MECANISMES DE DEFENSE
Pour faire face aux agressions qu’elles subissent, les victimes de violences sexuelles mettent en place des mécanismes de défense. Ceux-ci peuvent entrainer paralysie, sentiment de déconnexion voire oubli total des évènements. Ces réactions ne sont pas propres aux victimes d’agressions sexuelles : elles peuvent concerner toute personne ayant subi un traumatisme.
LA SIDERATION PSYCHIQUE
« Je me suis figée, je n’ai pas pu bouger, je n’ai pas pu dire quoique ce soit, je n’avais plus accès au mot ‘non’ »
Face à leur agresseur, de nombreuses victimes sont dans l’incapacité de penser, de crier et de se défendre. Selon une étude de l’Institut suédois Karolinska publiée en 2017, 69,8 % des victimes de viol déclarent avoir été totalement paralysées face à leur agresseur. Cette forme de paralysie est appelée « la sidération psychique ».
LA DISSOCIATION
« Je suis plus haut de mon corps, je ne suis pas le pilote de mon corps, je me voyais subir ».La sidération peut s’accompagner d’un autre mécanisme : « la dissociation » ; un autre mécanisme de défense. Ce mécanisme de défense se concrétise par un sentiment de déconnection avec la douleur, les sensations et les émotions. Elle peut durer plusieurs minutes, heures voire s’installer dans la durée, après même la fin de l’évènement traumatique.
Cela s’explique aussi scientifiquement :
Comme nous l’avons vu ci-dessus, dans les situations les plus dangereuses, le cortex ne permet plus de réguler l’amygdale cérébrale qui va donc secréter des doses de plus en plus élevées des hormones du stress. Or, au-delà d’un certain seuil, ces hormones peuvent entrainer un risque vital, cardio-vasculaire et neurologique.

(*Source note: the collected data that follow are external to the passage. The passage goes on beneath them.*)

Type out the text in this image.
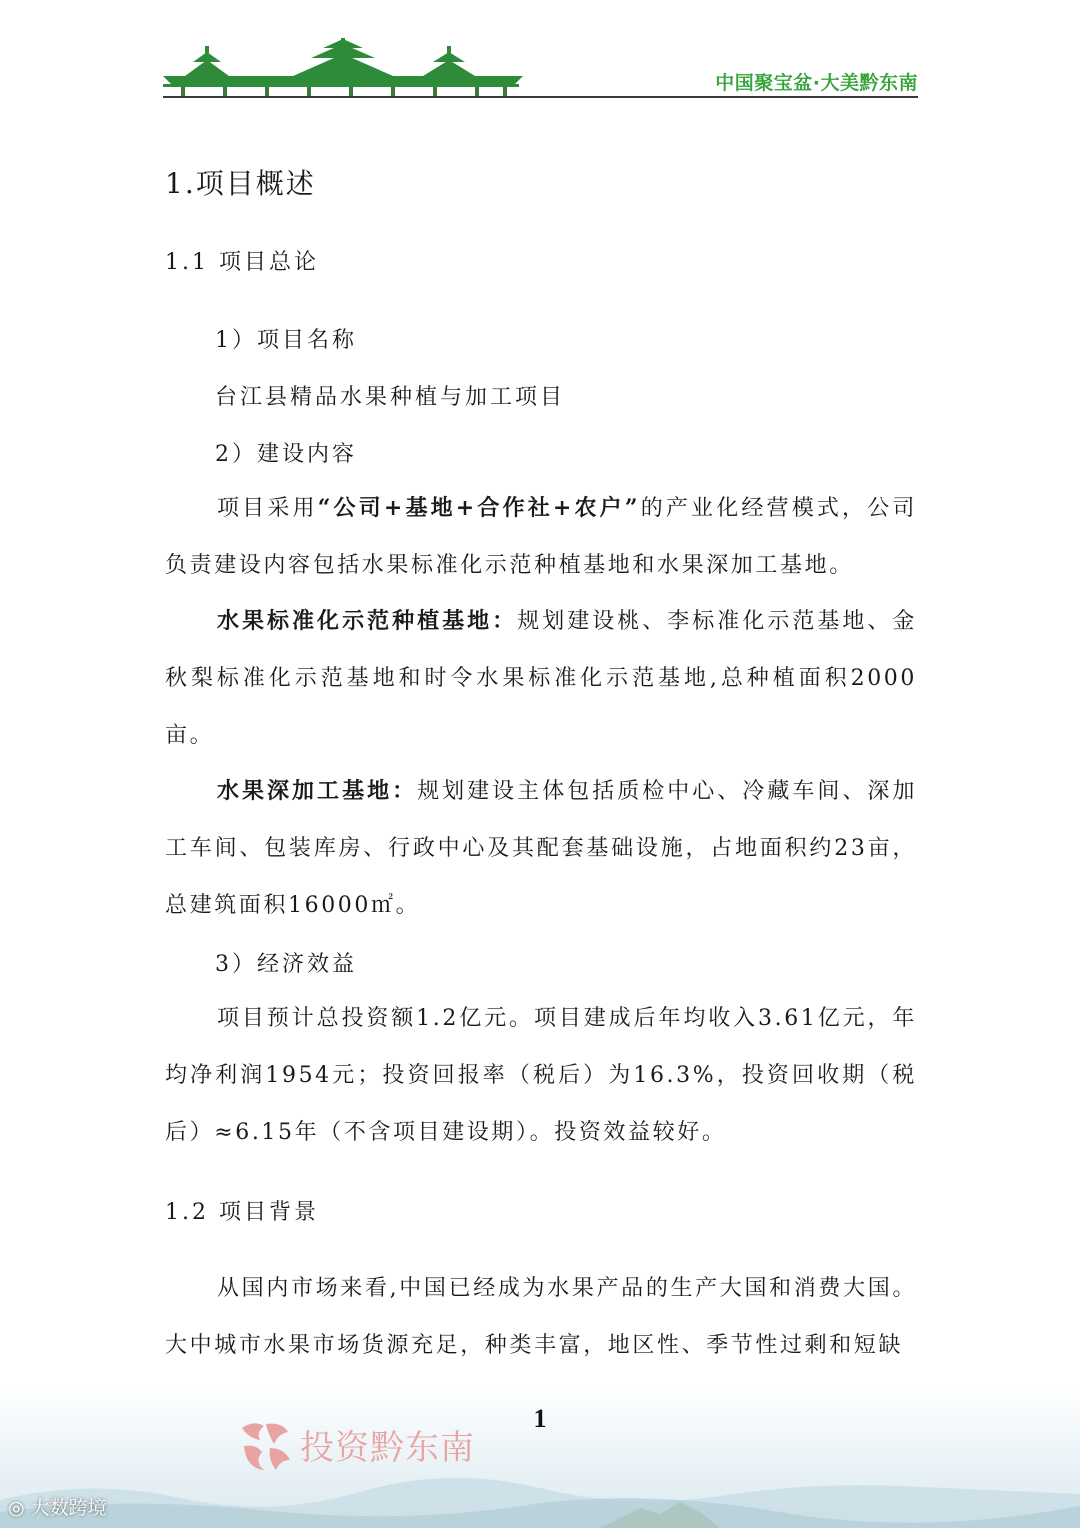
中国聚宝盆·大美黔东南
1.项目概述
1.1 项目总论
1）项目名称
台江县精品水果种植与加工项目
2）建设内容
项目采用“公司+基地+合作社+农户”的产业化经营模式，公司负责建设内容包括水果标准化示范种植基地和水果深加工基地。
水果标准化示范种植基地：规划建设桃、李标准化示范基地、金秋梨标准化示范基地和时令水果标准化示范基地,总种植面积2000亩。
水果深加工基地：规划建设主体包括质检中心、冷藏车间、深加工车间、包装库房、行政中心及其配套基础设施，占地面积约23亩，总建筑面积16000㎡。
3）经济效益
项目预计总投资额1.2亿元。项目建成后年均收入3.61亿元，年均净利润1954元；投资回报率（税后）为16.3%，投资回收期（税后）≈6.15年（不含项目建设期）。投资效益较好。
1.2 项目背景
从国内市场来看,中国已经成为水果产品的生产大国和消费大国。大中城市水果市场货源充足，种类丰富，地区性、季节性过剩和短缺
1
投资黔东南
◎ 大数跨境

Pour neutraliser ce risque, le cerveau fait alors disjoncter le circuit émotionnel en produisant des substances type kétamine et morphine, entrainant une forme d’anesthésie émotionnelle et physique. Si ce mécanisme de défense permet d’éviter une surproduction d’hormones de stress, elle met la victime dans un état dissociatif. Il va aussi avoir pour effet que la victime ne va plus ressentir la douleur et les émotions. Il peut aussi entrainer un sentiment d’irréalité.
Après la guerre du Vietnam, différentes études se sont intéressées à l’état de stress post-traumatique. L’une d’entre elles a pu montrer sur une IRM l’effet de sidération ainsi que l’effet de dissociation sur le cerveau.
En confrontant les vétérans à des images de guerre et en les faisant ainsi revivre l’expérience traumatisante, on voit sur l’IRM que :
- le cerveau ne fonctionne pas : c’est l’état de sidération ;
- l’hyper-activité de l’amygdale cérébrale d’une part, et le fait que le cerveau n’est pas connecté avec l’amygdale d’autre part ; c’est l’état de dissociation.
De conséquences à long terme :
- L’état de dissociation peut priver la victime de son ressenti à court, moyen ou long terme. Il peut entrainer de sentiments d’irréalité, de confusion, de dépersonnalisation, avec la sensation d’être spectateur de sa vie et d’être totalement inadapté dans sa relation aux autres. Ce sentiment d’inauthenticité peut être très douloureux.
- La dissociation peut également couper la victime de ses sensations corporelles, ce qui l’empêche de réagir comme il faudrait face au risque. Ainsi, elle peut se retrouver à supporter sans réaction des violences graves. Cette anesthésie est très dangereuse : ce n’est pas parce que la victime ne ressent pas le danger ou la violence, qu’elle ne l’expérience pas réellement.